The changes to JPEPA proposed by the Senate still do not transform the deal into a genuine economic partnership agreement that recognizes the vast inequalities between the two countries and takes genuine measures to develop the Philippines.

The “side deal” merely aims to align the JPEPA with the nationalist economic provisions of the 1987 Philippine Constitution. It does notsignify a real shift in the country’s economic strategies and merely asserts what is already formally contained in the charter. Unfortunately these potentially important provisions have in practice not been able to hinder the unprecedented implementation of “free market” policies of so-called “globalization” in the country and, indeed, have been observed more in the breach.

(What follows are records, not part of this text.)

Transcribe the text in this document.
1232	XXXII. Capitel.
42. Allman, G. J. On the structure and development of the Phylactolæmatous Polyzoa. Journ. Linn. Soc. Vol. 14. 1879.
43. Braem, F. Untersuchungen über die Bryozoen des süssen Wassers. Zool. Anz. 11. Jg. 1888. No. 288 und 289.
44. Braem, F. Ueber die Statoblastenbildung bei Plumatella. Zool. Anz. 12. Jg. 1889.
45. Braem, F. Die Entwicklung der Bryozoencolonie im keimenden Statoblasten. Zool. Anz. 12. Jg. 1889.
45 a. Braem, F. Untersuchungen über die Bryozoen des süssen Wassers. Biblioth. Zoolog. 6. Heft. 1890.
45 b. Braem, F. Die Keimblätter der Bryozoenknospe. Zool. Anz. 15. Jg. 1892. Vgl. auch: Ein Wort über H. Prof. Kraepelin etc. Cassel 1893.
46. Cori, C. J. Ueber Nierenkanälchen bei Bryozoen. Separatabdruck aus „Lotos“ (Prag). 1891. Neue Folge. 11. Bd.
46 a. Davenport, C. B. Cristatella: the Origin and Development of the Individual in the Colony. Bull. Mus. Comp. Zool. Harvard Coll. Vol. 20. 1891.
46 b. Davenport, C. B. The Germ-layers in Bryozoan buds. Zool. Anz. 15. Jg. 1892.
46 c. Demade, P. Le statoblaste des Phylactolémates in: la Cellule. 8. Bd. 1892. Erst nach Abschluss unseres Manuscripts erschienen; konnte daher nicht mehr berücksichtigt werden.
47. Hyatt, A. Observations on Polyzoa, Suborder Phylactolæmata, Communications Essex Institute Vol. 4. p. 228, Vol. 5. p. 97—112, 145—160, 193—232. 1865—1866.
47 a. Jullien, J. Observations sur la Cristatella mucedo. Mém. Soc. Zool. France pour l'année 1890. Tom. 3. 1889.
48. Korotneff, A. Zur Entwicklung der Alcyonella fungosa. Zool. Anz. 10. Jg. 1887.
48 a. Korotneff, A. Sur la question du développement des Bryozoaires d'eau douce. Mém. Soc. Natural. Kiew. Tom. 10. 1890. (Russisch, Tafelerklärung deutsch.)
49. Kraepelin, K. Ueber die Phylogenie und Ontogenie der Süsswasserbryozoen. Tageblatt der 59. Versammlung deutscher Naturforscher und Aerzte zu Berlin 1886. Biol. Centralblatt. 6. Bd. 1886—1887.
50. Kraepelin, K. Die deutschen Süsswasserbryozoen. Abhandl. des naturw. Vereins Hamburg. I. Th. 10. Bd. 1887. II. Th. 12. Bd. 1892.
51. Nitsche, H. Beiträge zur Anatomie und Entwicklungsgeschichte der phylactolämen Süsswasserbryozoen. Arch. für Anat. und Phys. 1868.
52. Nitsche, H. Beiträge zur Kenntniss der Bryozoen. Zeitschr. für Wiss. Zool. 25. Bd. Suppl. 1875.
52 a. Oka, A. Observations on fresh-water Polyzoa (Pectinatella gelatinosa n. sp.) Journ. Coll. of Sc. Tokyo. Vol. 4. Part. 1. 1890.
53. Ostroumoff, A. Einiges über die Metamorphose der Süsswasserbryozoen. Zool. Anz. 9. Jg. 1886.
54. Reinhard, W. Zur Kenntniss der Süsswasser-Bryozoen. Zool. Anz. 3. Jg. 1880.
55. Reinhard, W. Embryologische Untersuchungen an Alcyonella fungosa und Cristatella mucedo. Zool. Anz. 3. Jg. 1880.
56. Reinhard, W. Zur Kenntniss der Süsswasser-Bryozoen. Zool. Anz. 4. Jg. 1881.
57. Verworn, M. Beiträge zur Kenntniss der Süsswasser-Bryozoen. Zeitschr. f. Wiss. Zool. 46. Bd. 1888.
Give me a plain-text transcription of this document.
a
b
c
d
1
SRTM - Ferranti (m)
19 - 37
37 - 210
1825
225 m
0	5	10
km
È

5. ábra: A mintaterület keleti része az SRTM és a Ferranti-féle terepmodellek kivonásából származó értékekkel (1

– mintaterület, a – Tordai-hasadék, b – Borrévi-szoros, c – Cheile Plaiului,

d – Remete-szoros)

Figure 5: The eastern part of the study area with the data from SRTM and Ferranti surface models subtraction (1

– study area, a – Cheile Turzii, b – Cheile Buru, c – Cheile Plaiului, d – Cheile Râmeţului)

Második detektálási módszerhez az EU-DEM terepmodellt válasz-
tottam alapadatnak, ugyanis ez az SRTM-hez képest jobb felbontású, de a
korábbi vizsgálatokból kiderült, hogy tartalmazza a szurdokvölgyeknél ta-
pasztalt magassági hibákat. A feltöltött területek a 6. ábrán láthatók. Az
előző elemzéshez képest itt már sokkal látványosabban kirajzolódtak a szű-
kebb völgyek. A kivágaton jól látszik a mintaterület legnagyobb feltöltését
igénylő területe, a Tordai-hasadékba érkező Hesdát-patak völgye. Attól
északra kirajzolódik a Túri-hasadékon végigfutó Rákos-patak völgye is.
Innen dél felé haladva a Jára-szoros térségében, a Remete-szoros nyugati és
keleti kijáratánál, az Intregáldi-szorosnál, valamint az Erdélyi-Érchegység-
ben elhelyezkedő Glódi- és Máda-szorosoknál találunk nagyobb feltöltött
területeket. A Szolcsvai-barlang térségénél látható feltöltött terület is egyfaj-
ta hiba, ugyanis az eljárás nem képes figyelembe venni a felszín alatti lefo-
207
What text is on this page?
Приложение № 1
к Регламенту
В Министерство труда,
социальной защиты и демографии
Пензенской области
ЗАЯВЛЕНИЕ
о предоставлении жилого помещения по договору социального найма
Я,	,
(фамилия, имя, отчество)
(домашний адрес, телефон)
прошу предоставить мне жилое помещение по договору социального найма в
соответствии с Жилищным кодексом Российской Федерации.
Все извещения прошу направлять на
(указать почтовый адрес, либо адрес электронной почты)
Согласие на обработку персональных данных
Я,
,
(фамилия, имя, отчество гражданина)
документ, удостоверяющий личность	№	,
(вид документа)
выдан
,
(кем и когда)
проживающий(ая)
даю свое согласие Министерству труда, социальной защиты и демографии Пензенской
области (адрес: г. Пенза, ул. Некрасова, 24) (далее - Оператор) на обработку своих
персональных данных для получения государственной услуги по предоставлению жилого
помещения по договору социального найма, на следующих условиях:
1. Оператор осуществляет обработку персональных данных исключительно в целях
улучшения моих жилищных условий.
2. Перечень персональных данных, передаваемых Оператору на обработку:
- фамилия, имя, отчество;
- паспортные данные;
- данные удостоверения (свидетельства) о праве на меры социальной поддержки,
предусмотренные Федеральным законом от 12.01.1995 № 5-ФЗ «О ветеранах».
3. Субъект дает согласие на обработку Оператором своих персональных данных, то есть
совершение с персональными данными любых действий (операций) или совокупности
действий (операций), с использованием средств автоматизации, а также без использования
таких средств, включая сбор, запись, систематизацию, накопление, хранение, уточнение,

The “side deal” falls far short of transforming JPEPA into a truly developmental deal for the Philippines. Such a deal would begin from recognizing the vast inequality between advanced Japan and backward Philippines. It would also acknowledge that Japan has become highly developed in part from decades of taking advantage of cheap Filipino laborand natural resources as well as from access to the domestic market.

On these premises, a genuine partnership deal would have Japan in solidarity with the Philippines and giving real support for its development. Among others this means the Philippines having open access to Japan while still retaining its trade and investment protections, the Philippines maintaining its control over and capacity to regulate the domestic economy, and Japan providing untied financial aid and technical assistance that the Philippines can freely use according to its development priorities.

Introducing reservations/exceptions for future/existing investment measures and introducing the possibility of changing tariff schedule commitments, as the Senate proposed for “conditional concurrence” previously, are only part of this.

The JPEPA signed by the government on the contrary is unequal, defeatist and destructive and will remain so even with the “side deal”. The only acceptable deal for the Philippines is one based on the principles of
solidarity, mutual benefit and development.